A review of canakinumab and its therapeutic potential for non-small cell lung cancer.

Anticancer Drugs 2019 10;30(9):879-885

Johns Hopkins School of Medicine, Baltimore, Maryland.

Inflammation is essential for our innate and adaptive immunity, but chronic inflammation can also be detrimental, playing a role in tumor development and subversion of host immunity. A multitude of proteins and cytokines are involved in chronic inflammation; interleukin-1β, in particular, has been recognized as a critical pro-inflammatory cytokine that can trigger a cascade of inflammatory mediators, promoting angiogenesis, tumor invasiveness, and metastasis.

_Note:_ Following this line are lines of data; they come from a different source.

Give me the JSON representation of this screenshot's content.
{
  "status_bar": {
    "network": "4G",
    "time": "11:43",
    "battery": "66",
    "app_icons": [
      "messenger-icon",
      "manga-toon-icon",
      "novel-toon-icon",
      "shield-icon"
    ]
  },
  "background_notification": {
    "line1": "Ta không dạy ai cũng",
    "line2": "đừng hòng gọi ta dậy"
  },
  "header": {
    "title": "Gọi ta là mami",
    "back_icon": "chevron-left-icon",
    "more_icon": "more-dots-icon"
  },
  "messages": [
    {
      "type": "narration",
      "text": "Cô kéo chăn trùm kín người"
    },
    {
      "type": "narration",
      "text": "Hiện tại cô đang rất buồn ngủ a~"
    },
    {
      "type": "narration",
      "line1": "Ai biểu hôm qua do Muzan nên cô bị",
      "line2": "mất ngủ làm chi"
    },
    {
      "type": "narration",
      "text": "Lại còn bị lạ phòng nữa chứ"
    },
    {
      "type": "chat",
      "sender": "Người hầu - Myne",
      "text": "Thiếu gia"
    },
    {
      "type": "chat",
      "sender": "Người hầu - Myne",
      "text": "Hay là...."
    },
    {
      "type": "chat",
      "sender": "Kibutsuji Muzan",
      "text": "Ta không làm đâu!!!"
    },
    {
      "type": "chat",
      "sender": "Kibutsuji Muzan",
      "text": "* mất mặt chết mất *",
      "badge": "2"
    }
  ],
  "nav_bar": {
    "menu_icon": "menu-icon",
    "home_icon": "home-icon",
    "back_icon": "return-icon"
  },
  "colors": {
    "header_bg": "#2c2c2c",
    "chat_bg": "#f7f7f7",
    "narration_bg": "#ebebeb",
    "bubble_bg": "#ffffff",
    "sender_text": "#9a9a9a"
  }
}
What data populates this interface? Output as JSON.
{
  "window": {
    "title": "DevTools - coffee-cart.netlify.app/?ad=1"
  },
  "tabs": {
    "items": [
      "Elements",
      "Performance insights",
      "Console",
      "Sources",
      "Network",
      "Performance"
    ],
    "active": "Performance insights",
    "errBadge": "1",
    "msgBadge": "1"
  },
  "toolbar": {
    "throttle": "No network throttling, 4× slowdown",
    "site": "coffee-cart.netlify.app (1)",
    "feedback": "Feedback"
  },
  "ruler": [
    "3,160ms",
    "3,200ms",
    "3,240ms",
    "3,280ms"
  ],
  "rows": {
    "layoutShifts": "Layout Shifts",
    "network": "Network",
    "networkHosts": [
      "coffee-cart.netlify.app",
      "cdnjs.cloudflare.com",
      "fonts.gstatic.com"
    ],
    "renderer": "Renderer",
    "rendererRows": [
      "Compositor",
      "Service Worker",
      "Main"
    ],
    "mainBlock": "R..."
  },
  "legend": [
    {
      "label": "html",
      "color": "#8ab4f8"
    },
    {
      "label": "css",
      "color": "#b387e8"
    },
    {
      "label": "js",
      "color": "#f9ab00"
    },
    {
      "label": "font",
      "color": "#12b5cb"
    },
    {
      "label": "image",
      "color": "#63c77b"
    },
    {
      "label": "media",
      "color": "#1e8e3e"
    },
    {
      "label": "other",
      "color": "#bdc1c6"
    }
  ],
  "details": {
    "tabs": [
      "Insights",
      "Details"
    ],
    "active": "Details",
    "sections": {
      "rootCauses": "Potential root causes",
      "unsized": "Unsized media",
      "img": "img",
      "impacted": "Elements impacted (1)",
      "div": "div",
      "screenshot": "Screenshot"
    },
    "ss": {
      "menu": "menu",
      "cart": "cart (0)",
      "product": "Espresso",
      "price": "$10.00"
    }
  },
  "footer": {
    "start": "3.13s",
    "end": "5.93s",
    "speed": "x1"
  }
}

The inhibition of interleukin-1β with the antibody canakinumab was recently highlighted in a large-scale trial studying the effects of the inflammatory modulating antibody in heart disease. In this study, a marked decrease in the incidence of lung cancer (a 67% relative risk reduction) was observed in a high-risk population. Although a number of preclinical studies have demonstrated that canakinumab inhibits interleukin-1β and reduces inflammation, the question remains whether these actions positively affect both cancer incidence and recurrence. This review will summarize the role of inflammation in cancer propagation and development, discuss the biological rationale for targeting interleukin-1β in lung cancer, advocate for further investigation of the anti-inflammatory antibody canakinumab as a new attractive mechanism for future lung cancer therapy, and discuss future and ongoing trials.